The number of boys in 500 families with 5 children is investigated. There were 20 families with no boy, 75 with 1, 145 with 2, 140 with 3, 85 with 4, and 35 with 5 boys. Decide (with level of significance α = 0.05) whether the number of boys in a 5-children family follows binomial distribution.

For testing that the data has a binomial distribution using Pearson's chi-squared test: Let X be the number of boys with probability of getting boy $p$ . I want to test $B(5,p)$ is a reasonable model for the distribution of X. The sample mean is 2.6. After this I get stuck.

Perhaps it is time for a more complete answer.

You have values $x = (0,1,2,3,4,5)$ with corresponding observed frequencies $f = (20,75,145,140,85,35),$ totaling $m = \sum_x f_x = 500.$ Relative frequencies are $r_x = f_x/m.$

Thus the sample mean is $\bar X = \sum_x xr_x = 2.6,$ which is the estimate of the binomial mean $\mu = n\theta,$ where $n = 5$ is the number of independent trials and $\theta$ is the success probability. Because the estimated mean is $\bar X = \hat \mu = n\hat \theta = 2.6,$ we have $\hat \theta = 2.6/5 = 0.52.$

x = 0:5; f = c(20,75,145,140,85,35) 
## 500 
r = f/sum(f);  sum(x*f)/500 
## 2.6 
p = 2.6/5;  p 
## 0.52 

Our null hypothesis is that the distribution $Binom(5, 0.52)$ is an appropriate model for the number of successes.

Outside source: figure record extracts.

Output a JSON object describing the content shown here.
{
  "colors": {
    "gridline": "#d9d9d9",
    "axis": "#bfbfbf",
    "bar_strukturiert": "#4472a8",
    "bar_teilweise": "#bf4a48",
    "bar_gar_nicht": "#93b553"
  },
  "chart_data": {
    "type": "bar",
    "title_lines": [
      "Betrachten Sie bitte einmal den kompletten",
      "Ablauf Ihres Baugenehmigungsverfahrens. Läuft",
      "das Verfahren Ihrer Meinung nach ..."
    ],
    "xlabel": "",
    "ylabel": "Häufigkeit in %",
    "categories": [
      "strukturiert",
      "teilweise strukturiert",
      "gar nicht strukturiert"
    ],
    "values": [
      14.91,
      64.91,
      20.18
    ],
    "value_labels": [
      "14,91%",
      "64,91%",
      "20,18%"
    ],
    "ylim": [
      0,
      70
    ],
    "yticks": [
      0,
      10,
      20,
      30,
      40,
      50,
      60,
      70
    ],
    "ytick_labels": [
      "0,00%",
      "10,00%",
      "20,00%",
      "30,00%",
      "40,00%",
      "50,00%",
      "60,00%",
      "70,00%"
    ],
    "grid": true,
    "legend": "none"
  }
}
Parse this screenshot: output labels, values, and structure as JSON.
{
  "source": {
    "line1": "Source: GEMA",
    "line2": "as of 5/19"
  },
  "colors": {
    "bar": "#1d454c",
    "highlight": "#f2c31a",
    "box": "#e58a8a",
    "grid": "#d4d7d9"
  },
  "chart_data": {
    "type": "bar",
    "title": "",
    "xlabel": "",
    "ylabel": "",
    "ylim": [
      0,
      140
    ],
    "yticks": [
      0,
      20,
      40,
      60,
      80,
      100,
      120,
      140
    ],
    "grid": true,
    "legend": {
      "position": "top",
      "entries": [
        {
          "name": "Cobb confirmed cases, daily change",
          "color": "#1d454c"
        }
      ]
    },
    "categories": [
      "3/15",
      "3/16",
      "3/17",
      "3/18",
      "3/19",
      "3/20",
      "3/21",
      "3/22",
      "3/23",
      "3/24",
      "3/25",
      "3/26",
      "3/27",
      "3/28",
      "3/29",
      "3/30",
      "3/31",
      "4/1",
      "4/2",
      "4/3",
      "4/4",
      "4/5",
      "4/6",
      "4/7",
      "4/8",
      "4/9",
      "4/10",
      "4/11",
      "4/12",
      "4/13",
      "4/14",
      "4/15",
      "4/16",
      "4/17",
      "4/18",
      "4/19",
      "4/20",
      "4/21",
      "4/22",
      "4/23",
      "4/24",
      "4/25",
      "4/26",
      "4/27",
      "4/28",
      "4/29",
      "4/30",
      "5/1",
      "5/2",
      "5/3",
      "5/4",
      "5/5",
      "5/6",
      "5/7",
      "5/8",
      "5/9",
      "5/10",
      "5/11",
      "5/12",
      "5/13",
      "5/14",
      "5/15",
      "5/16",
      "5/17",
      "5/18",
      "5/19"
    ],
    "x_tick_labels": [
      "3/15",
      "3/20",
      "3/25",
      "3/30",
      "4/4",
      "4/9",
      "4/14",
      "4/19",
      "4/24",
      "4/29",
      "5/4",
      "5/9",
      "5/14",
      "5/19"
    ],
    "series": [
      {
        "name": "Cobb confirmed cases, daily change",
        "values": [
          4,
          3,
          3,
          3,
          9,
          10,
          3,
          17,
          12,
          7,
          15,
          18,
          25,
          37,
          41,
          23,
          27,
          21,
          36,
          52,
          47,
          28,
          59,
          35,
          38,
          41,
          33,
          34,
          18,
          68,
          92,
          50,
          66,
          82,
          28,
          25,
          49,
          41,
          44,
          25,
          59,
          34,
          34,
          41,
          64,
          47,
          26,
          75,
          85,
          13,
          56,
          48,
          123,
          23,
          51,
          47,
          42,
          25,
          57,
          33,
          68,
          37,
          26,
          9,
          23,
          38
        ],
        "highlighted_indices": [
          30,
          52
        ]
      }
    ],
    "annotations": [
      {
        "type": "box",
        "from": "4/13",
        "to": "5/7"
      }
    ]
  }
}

Under this distribution the probabilities $p_x$ of the values $x$ are given as pdf in the R output below. Under this binomial model, the expected frequencies $E_x = 500p_x,$ also shown below.

pdf = dbinom(x, 5, .52);  E = 500*pdf
cbind(x, f, r, pdf, E)
##     x   f    r       pdf         E
##     0  20 0.04 0.0254804  12.74020
##     1  75 0.15 0.1380188  69.00941
##     2 145 0.29 0.2990408 149.52038
##     3 140 0.28 0.3239608 161.98042
##     4  85 0.17 0.1754788  87.73939
##     5  35 0.07 0.0380204  19.01020

The chi-squared goodness-of-fit (GOF) statistic is $$Q = \sum_x \frac{(f_x - E_x)^2}{E_x},$$ which is approximately distributed as $Chisq(df = 6-2).$ The approximation is valid because all of the $E_x > 5.$ If we had been given the specific binomial parameters $n$ and $\theta,$ the degrees of freedom would have been $6 - 1,$ but we have estimated one parameter $\theta$ so $df = 6-2 = 4.$

Good agreement ('fit') between the observed frequencies $f_x$ and the expected frequencies $E_x$ gives small values of $Q.$ (Very unlikely perfect agreement would give $Q = 0.$) We reject the model $Binom(5, 0.52)$ for large values of $Q$.

The 95th percentile of $Chisq(df = 4)$ is 9.49, so we reject at the 5% level of significance if $Q > 9.49.$ For our data, the value of the test statistic is $Q = 21.31$, so we reject the model as unreasonable at the 5% level. The P-value 0.0003 is the probability $P(Q > 21.31),$ if the true distribution were $Q \sim Chisq(df = 4).$ The chances of seeing the observed frequencies $f_x$ if the true model where $Binom(5, 0.52)$ are very small. [Looking at the earlier table, we see one major discrepancy is that we have many fewer (140) than the expected number (161.98) of families with three boys.]

Q = sum((f-E)^2/E); Q 
## 21.31109 
qchisq(.95, 6-2) 
## 9.487729
1 - pchisq(21.3, 4)
## 0.0002761148

One way to visualize the poor fit is to compare the probabilities $p_x$ (bars) from the hypothetical model with the relative frequencies ($\times$'s) $r_x$ actually observed. But such graphical comparisons do not reveal the total number of cases observed, and so they should only be viewed along with results from formal GOF tests.